Still, not all of the big managers that made large co-investments suffered lousy returns. Many held their own, even during the latest financial crisis. Warburg Pincus LLC, Madison Capital Partners and Square Mile Capital LLC all managed to return investors' capital plus some profits, insiders said.

Alignment of interests is serious business to investors. Last August, CalSTRS bought out its partners' 10% interest in four joint ventures it entered into in 2005 with First Industrial Realty Trust, a real estate investment trust.

“The move was done to achieve full control of the properties because CalSTRS felt there was not a full alignment of interest between partners,” Mr. Duran told P&I at the time.

Most institutional investors are reviewing their real estate investment strategies and how they invest in the asset class, but few are jettisoning their co-investment requirements.
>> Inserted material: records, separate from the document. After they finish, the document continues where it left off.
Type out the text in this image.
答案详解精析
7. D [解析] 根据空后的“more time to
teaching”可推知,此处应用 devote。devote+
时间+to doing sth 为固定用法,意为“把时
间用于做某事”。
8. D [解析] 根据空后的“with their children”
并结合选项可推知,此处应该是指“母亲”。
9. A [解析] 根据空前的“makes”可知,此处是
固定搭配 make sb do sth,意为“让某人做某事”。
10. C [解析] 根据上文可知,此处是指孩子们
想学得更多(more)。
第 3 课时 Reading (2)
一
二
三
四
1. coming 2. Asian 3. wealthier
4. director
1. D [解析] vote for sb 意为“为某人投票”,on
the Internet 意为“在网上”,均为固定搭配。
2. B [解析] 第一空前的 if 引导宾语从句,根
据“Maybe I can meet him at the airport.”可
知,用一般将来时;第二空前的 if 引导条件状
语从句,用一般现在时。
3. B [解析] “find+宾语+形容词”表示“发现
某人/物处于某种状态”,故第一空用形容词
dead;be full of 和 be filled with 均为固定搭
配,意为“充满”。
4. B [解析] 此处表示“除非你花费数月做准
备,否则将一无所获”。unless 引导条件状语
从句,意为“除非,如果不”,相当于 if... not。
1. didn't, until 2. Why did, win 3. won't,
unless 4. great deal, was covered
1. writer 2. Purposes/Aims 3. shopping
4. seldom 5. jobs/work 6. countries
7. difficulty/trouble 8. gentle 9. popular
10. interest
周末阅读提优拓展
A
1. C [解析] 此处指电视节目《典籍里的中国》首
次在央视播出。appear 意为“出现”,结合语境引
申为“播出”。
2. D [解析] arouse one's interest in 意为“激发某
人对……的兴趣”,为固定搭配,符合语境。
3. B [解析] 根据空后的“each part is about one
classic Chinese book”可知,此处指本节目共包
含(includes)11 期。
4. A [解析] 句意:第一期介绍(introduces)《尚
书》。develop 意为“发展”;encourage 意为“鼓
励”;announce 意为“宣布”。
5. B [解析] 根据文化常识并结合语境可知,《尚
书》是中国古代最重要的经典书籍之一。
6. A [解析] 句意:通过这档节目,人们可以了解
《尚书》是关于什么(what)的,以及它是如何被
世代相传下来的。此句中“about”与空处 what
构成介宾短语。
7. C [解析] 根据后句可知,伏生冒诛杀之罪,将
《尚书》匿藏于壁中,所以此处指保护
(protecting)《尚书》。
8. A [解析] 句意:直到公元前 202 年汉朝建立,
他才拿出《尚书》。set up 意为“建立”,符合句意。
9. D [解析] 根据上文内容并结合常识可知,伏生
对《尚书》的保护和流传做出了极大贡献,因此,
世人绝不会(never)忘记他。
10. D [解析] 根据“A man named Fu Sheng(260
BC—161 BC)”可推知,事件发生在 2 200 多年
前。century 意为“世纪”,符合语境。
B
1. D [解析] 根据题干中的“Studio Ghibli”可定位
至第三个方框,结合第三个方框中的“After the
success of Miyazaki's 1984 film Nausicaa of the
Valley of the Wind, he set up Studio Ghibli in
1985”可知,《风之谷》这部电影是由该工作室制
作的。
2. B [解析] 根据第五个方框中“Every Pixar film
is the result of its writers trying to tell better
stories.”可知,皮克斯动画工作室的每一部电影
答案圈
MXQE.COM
“I must admit I have not won this argument with my clients and certainly not with the consultant community,” Crosswater's Mr. Leary said.

Making changes

Ernst & Young's Mr. Grinis said real estate investment managers already are making changes. Even existing funds are getting restructured to make sure interests are more aligned with investors' interests. In essence, managers of these newly realigned funds are getting paid at the end, rather than reaping fees during the life of the fund, whether the fund makes money or not. Mr. Grinis declined to name any examples.

Paul Greenwood, managing director of Northern Lights Capital Group LLC, a private equity firm that invests in asset management firms, said, "Alignment of interest ... is crucial to the long-term success and the success in providing clients with a consistently good product."

But achieving it varies with each investment, he said.

“If I'm a start-up investment manager with no personal wealth beyond what I've invested in my firm, I might have a good case for a tight alignment with my investors,” Mr. Greenwood said. “If I'm worth $100 million and I've invested $1 million in the fund, I may have alignment with my investors, maybe or maybe not.”

Glenn Shannon, president of San Francisco-based Shorenstein Realty Services LP, agrees that co-investment is not a quick fix that automatically aligns manager and investor interests. Shorenstein has committed $500 million of the $5.4 billion raised in its nine funds since 1992, but alignment of interests is more than making a co-investment, he said.